#Lockoutpetrocultures
11 février 2014 - Image par Romain Hainaut
Pétrocultures 2014

** Pétrocultures 2014: : le pétrole, l’énergie et l’avenir du Canada. Voici le titre de la conférence annuelle de l’Institut d’études canadiennes de McGill qui s’est déroulée les 6 et 7 février derniers sur le campus, au cercle universitaire de McGill. Événement souhaité par certains, critiqué par d’autres, Pétrocultures a attiré l’attention et soulevé les débats. Cette semaine, Le Délit offre une couverture en profondeur de cet enjeu et des diverses conférences qui ont eu lieu. **

La deuxième et dernière journée de la grande conférence «Pétrocultures» a été perturbée, tôt vendredi matin, par la présence de manifestants à l’intérieur du Cercle universitaire de McGill («Faculty club») sur la rue McTavish. Ayant investi les lieux quelques minutes avant le début des inscriptions, le groupe de militants est parvenu à empêcher l’accès aux participants durant plus d’une heure en bloquant les portes principales de l’édifice.

Dans la foulée de l’occupation, une bannière a été déroulée depuis le toit du bâtiment. Il était possible de lire la phrase «Shut Down the Tar Sands: Décolonisons», accompagnée du mot-clic «#lockoutpetrocultures». Dans un communiqué publié sur Internet, le groupe ne s’est revendiqué d’aucune appartenance particulière, indiquant simplement que leur action s’inscrivait «en solidarité avec les activités de perturbations des projets d’extractions et de pipelines à travers l’Île de la Tortue». Le terme «Turtle Island» est généralement utilisé par des activistes autochtones et par des environnementalistes pour référer au territoire de l’Amérique du Nord.

Bien que la police ait initialement été appelée sur les lieux, des agents de sécurité de l’université leur aurait signifié qu’ils préféraient gérer eux-mêmes la situation. Dans l’attente d’un dénouement à la situation, les participants et les invités à la conférence ont graduellement été relocalisés vers l’édifice Redpath.

Sous l’œil indifférent des passants et des curieux, le controversé activiste conservateur Ezra Levant, qui devait prononcer une allocution à la conférence, a profité de la confusion pour se lancer dans une tirade sur la liberté d’expression depuis le balcon du Faculty Club, affirmant qu’il était injustifié d’empêcher la tenue d’un événement d’envergure pour accéder aux revendications de «deux végétariens et d’un anarchiste». Le provocateur activiste albertain a par la suite confié au Délit avoir vécu son «moment Charles de Gaulle» en s’adressant ainsi à la population depuis un balcon montréalais.

Rien n’indique que les manifestants étaient des étudiants de McGill.
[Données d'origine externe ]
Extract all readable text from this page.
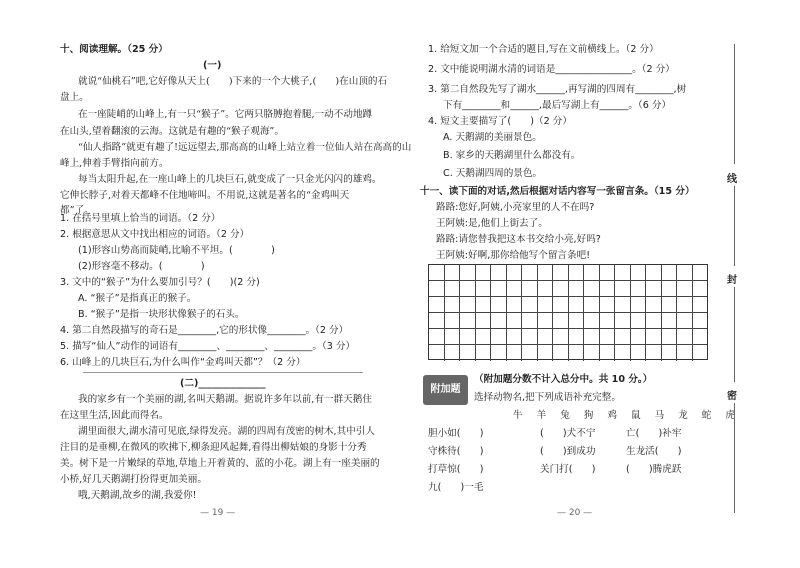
十、阅读理解。（25 分）
(一)
就说“仙桃石”吧,它好像从天上(　　)下来的一个大桃子,(　　)在山顶的石
盘上。
在一座陡峭的山峰上,有一只“猴子”。它两只胳膊抱着腿,一动不动地蹲
在山头,望着翻滚的云海。这就是有趣的“猴子观海”。
“仙人指路”就更有趣了!远远望去,那高高的山峰上站立着一位仙人站在高高的山
峰上,伸着手臂指向前方。
每当太阳升起,在一座山峰上的几块巨石,就变成了一只金光闪闪的雄鸡。
它伸长脖子,对着天都峰不住地啼叫。不用说,这就是著名的“金鸡叫天
都”了。
1. 在括号里填上恰当的词语。（2 分）
2. 根据意思从文中找出相应的词语。（2 分）
(1)形容山势高而陡峭,比喻不平坦。(　　　　)
(2)形容毫不移动。(　　　　)
3. 文中的“猴子”为什么要加引号？(　　)(2 分)
A. “猴子”是指真正的猴子。
B. “猴子”是指一块形状像猴子的石头。
4. 第二自然段描写的奇石是________,它的形状像________。（2 分）
5. 描写“仙人”动作的词语有________、________、________。（3 分）
6. 山峰上的几块巨石,为什么叫作“金鸡叫天都”？（2 分）
(二)______________
我的家乡有一个美丽的湖,名叫天鹅湖。据说许多年以前,有一群天鹅住
在这里生活,因此而得名。
湖里面很大,湖水清可见底,绿得发亮。湖的四周有茂密的树木,其中引人
注目的是垂柳,在微风的吹拂下,柳条迎风起舞,看得出柳姑娘的身影十分秀
美。树下是一片嫩绿的草地,草地上开着黄的、蓝的小花。湖上有一座美丽的
小桥,好几天鹅湖打扮得更加美丽。
哦,天鹅湖,故乡的湖,我爱你!
— 19 —
1. 给短文加一个合适的题目,写在文前横线上。（2 分）
2. 文中能说明湖水清的词语是________________。（2 分）
3. 第二自然段先写了湖水______,再写湖的四周有________,树
下有________和______,最后写湖上有______。（6 分）
4. 短文主要描写了(　　)（2 分）
A. 天鹅湖的美丽景色。
B. 家乡的天鹅湖里什么都没有。
C. 天鹅湖四周的景色。
十一、读下面的对话,然后根据对话内容写一张留言条。（15 分）
路路:您好,阿姨,小亮家里的人不在吗?
王阿姨:是,他们上街去了。
路路:请您替我把这本书交给小亮,好吗?
王阿姨:好啊,那你给他写个留言条吧!
附加题
（附加题分数不计入总分中。共 10 分。）
选择动物名,把下列成语补充完整。
牛 羊 兔 狗 鸡 鼠 马 龙 蛇 虎
胆小如(　　)	(　　)犬不宁	亡(　　)补牢
守株待(　　)	(　　)到成功	生龙活(　　)
打草惊(　　)	关门打(　　)	(　　)腾虎跃
九(　　)一毛
— 20 —
线
封
密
Plusieurs militantes du groupe Divest McGill étaient d’ailleurs présentes pour la conférence. L’une d’entre elles, Amina Moustakim-Barrette, a affirmé au Délit que son association tenait à exprimer sa solidarité avec les protestataires, mais que ces membres jugeaient tout de même important de participer à la conférence afin de s’assurer que leur point de vue soit représenté. Les activistes de Divest McGill ont d’ailleurs été très actives lors des périodes de questions.

Questionné par Le Délit au sujet des perturbations, le cofondateur et porte-parole d’Equiterre Steven Guilbeault a mentionné qu’il était important d’ouvrir un espace de discussion aux opinions divergentes, tout en ajoutant d’un même souffle que les organisateurs de la conférence auraient peut-être mieux fait de ne pas inviter certaines personnes, notamment celles qui s’évertuent à semer le doute quant à l’existence des changements climatiques. En effet, le chroniqueur Ezra Levant, auteur du livre Ethical Oil: The Case for Canada’s Oil Sands, remet régulièrement en question les preuves scientifiques qui tendent à démontrer l’impact néfaste des émissions de gaz à effet de serre.

Pour sa part, la principale de l’Université McGill Suzanne Fortier a admis au Délit sa déception devant la tournure des événements, rappelant avec insistance que les organisateurs de la conférence ont fait des efforts considérables pour s’assurer que chaque point de vue soit bien représenté durant les deux journées.

Croyant vraisemblablement la conférence relocalisée pour de bon, les militants ont cessé leur occupation et ont quitté le Faculty Club un peu après neuf heures, permettant ainsi aux participants de réintégrer les lieux. Les activités ont donc pu reprendre, mais non sans retard et sans alimenter les débats pour le reste de la journée.